No caso da Rússia, cuja capacidade nuclear está mais do que comprovada, a dúvida assenta noutros pontos: até que ponto pode usá-la, de quem depende essa decisão e que passos têm de ser dados antes de o “botão” (que na verdade é apenas metafórico) ser finalmente apertado?

“Nos termos do Artigo 87.1 da Constituição Russa, o Presidente é o Comandante Supremo das Forças Armadas, e a Lei sobre a Defesa declara que o Comandante Supremo das Forças Armadas é a autoridade suprema em todos os assuntos relacionados com o nuclear”, explicou num ensaio publicado em janeiro de 2020 Matt Korda, investigador do Programa SIPRI de Desarmamento Nuclear, Controlo de Armas e Não-Proliferação e responsável do Projeto de Informação Nuclear da Federação de Cientistas Americanos. “Adicionalmente, a atual doutrina militar russa afirma que ‘a decisão de utilizar armas nucleares será tomada pelo Presidente da Federação Russa’.”
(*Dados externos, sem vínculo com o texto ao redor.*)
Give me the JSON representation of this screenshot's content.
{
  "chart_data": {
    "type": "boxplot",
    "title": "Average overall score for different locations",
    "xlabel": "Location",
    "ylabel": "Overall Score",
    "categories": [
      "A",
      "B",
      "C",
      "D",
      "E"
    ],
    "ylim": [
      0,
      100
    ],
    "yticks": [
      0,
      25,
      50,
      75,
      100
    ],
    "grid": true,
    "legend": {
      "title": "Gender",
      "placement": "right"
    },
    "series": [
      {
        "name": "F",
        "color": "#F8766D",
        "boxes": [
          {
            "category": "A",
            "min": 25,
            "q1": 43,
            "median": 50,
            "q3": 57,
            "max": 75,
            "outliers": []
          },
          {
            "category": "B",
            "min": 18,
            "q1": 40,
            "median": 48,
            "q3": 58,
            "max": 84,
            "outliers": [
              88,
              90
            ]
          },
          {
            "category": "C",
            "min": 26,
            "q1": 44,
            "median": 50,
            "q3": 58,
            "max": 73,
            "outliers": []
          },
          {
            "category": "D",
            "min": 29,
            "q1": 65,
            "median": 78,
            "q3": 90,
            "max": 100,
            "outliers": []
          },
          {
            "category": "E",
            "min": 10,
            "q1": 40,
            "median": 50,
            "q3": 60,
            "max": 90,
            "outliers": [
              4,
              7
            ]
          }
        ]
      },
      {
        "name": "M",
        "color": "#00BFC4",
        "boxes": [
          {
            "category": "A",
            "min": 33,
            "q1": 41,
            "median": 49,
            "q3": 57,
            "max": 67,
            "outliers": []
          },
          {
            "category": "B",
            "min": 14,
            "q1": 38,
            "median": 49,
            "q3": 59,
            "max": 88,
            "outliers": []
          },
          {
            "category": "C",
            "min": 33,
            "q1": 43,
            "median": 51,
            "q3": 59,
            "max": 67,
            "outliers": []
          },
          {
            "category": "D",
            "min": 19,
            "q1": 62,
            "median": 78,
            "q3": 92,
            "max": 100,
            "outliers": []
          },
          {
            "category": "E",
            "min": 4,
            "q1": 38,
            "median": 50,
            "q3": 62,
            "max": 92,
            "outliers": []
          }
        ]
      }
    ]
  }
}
Da queda da política do “no first use” à ordem executiva de 2020

Desde que em 1993 a Rússia deixou cair a promessa de “no first use” feita onze anos antes por Leonid Brezhnev, a legislação russa no que diz respeito ao nuclear tem sido cada vez mais permissiva. Em 1997 a lei de segurança nacional permitiu a utilização de armas nucleares “em caso de ameaça à existência da Federação Russa como Estado soberano independente”. Depois, em 2020, foi publicada a doutrina militar que alargou as circunstâncias em que o país pode legalmente recorrer a armas nucleares nos ataques com armas de destruição maciça perpetrados contra a Rússia ou os seus aliados e até às “agressões em larga escala utilizando armas convencionais em situações críticas para a segurança nacional da Federação Russa”.

“Estas revisões conduziram a questões sobre se a Rússia empregaria armas nucleares de forma preventiva numa guerra regional ou apenas em resposta à utilização de armas nucleares num conflito mais vasto”, escreveu Amy F. Woolf, especialista em Política de Armas Nucleares, num relatório entregue em setembro de 2021 ao Congresso norte-americano, justamente sobre o poderio nuclear daquele país.

“Em meados de 2009, Nikolai Patrushev, o chefe do Conselho de Segurança da Rússia, deu a entender que a Rússia teria a opção de lançar um ‘ataque nuclear preventivo’ contra um agressor ‘utilizando armas convencionais numa guerra generalizada, regional ou mesmo local’”, acrescentou ainda, deixando claro que, para utilizar armas nucleares — coisa que já não acontece (e também não tinha sucedido em quaisquer outras ocasiões antes disso) desde o fim da Segunda Guerra Mundial —, Vladimir Putin não tem sequer de ser alvo de ataque.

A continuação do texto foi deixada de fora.